Renunciar a la fisonomía caricaturesca que es propia del dibujo animado me parece un rasgo de valentía, y además, Zemeckis lo asume como un creador sin prejuicios, que algún día conseguirá algo tan difícil como un ser humano creíble, pero constituido a base de píxels y algoritmos.

Está claro que, a su modo de ver, la tecnología de captura de movimientos tiene mucho más porvenir que el previsto en sus inicios.

Marte necesita madres

En cuanto a la historia que cuenta Wells, podríamos definirla como un giro sorprendente e ingenioso de aquella cinta de American International Pictures que se tituló Mars Needs Women (1966).

El protagonista, un crío de nueve años llamado Milo (Seth Dusky), comienza a echar de menos a su madre (Joan Cusack) justo cuando ella es secuestrada por los marcianos. Y es que, al parecer, la maternidad es un bien escaso en el Planeta Rojo y sus habitantes deben importarlo por la fuerza.
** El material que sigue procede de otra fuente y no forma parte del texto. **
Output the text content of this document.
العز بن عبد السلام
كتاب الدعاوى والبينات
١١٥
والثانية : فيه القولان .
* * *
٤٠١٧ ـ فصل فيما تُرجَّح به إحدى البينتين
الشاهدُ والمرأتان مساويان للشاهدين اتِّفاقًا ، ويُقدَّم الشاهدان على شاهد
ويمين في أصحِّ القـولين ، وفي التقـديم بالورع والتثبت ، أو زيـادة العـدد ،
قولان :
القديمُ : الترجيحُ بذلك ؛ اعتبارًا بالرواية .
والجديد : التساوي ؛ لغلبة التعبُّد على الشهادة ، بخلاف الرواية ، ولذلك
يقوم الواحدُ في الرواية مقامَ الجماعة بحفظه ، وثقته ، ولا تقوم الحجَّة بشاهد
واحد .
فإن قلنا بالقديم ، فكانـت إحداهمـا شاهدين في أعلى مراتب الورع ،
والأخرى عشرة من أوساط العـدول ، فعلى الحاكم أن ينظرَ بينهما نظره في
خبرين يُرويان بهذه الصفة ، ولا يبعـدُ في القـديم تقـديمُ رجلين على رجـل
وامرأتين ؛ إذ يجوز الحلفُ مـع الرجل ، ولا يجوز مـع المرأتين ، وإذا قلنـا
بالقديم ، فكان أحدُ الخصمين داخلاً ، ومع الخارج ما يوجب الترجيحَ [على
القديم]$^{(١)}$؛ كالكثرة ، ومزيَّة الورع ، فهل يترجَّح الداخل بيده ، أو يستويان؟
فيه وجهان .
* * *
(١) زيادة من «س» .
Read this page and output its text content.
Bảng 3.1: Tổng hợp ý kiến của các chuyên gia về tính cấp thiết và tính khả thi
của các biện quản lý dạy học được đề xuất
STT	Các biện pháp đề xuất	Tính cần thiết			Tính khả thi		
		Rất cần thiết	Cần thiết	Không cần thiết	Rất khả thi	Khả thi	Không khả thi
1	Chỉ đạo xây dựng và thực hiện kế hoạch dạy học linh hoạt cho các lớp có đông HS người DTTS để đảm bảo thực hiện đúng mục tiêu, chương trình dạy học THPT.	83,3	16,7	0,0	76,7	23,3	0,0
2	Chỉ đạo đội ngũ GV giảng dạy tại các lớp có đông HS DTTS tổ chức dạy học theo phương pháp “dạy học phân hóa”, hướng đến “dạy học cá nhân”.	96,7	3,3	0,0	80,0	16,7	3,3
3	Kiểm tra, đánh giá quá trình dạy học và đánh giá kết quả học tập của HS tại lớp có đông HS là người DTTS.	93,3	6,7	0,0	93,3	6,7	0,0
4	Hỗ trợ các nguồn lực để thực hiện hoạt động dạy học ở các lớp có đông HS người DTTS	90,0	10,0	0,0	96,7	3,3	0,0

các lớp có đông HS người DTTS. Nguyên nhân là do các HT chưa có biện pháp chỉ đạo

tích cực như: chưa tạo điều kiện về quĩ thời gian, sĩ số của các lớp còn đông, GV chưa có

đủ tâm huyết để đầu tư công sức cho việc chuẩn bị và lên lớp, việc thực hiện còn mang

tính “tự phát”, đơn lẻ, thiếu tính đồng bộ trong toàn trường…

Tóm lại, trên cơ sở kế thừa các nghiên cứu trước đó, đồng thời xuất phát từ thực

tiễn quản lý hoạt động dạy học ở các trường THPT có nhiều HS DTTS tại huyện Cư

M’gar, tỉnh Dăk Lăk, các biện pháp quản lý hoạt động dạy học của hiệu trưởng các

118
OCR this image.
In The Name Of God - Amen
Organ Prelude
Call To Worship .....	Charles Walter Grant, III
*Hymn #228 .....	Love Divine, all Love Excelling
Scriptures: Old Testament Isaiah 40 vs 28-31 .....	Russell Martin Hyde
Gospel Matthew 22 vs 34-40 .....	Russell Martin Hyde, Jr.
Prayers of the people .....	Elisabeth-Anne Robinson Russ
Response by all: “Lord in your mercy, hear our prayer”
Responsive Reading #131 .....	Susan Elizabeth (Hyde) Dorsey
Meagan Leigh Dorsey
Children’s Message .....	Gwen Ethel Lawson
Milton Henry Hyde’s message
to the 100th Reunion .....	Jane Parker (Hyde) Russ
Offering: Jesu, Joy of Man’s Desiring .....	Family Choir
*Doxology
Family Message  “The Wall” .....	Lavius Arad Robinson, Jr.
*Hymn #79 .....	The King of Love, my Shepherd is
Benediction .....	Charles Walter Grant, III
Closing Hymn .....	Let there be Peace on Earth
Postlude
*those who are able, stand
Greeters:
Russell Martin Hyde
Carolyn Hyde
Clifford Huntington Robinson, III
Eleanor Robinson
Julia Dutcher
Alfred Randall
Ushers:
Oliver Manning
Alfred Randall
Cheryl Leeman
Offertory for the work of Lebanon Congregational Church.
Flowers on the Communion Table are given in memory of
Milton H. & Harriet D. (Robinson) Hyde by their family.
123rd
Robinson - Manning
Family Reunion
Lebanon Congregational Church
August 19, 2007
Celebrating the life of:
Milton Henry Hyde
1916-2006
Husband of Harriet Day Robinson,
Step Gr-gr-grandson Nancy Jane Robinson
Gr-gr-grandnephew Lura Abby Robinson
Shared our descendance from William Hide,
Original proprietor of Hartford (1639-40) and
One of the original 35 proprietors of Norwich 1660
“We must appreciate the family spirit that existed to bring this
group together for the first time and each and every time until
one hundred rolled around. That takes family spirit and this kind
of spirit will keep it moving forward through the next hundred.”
Lanzado al rescate de su madre, Milo es ayudado por un grupo pintoresco de personajes: Gribble (Dan Fogler), su mascota biónica Two–Cat (Dee Bradley Baker), Duke Nukem (Jon St. John) y la niña marciana Ki (Elisabeth Harnois).

Con un desmedido presupuesto de 150 millones de dólares, Marte necesita madres se plantea como una inversión de riesgo para Disney, pero es probable que sus beneficios a medio y largo plazo provengan del software diseñado por sus creadores.

El creador del texto en el que se basa la película es Berkeley Breathed, un guionista, ilustrador y humorista gráfico cuya obra más conocida, Bloom County, le llevó a ganar el Pulitzer.

Autor de tiras cómicas memorables, Breathed tuvo su primer contacto con Disney cuando él mismo adaptó su libro para niños Edwurd Fudwupper Fibbed Big, en un fallido cortometraje producido por la compañía.

Esa película, inacabada, permanece oculta en los ficheros Disney. El propio Breathed la definió como un desastre sin paliativos.

Sinopsis

Saca la basura, cómete el brócoli ¿Quién necesita aguantar a una madre? Pero cuando unos marcianos secuestran a su madre, Milo, un niño de nueve años, se da cuenta de cuánto la necesita.

Milo intentará salvar a su madre, lo que le llevará a ser polizón en una nave espacial, a viajar a un complejísimo planeta con múltiples niveles, y a enfrentarse a una nación alienígena y a su líder. Con la ayuda de un experto en tecnología, un terrícola clandestino llamado Gribble y una niña marciana rebelde llamada Ki, Milo tendrá que recuperar a su madre… y en más de un sentido.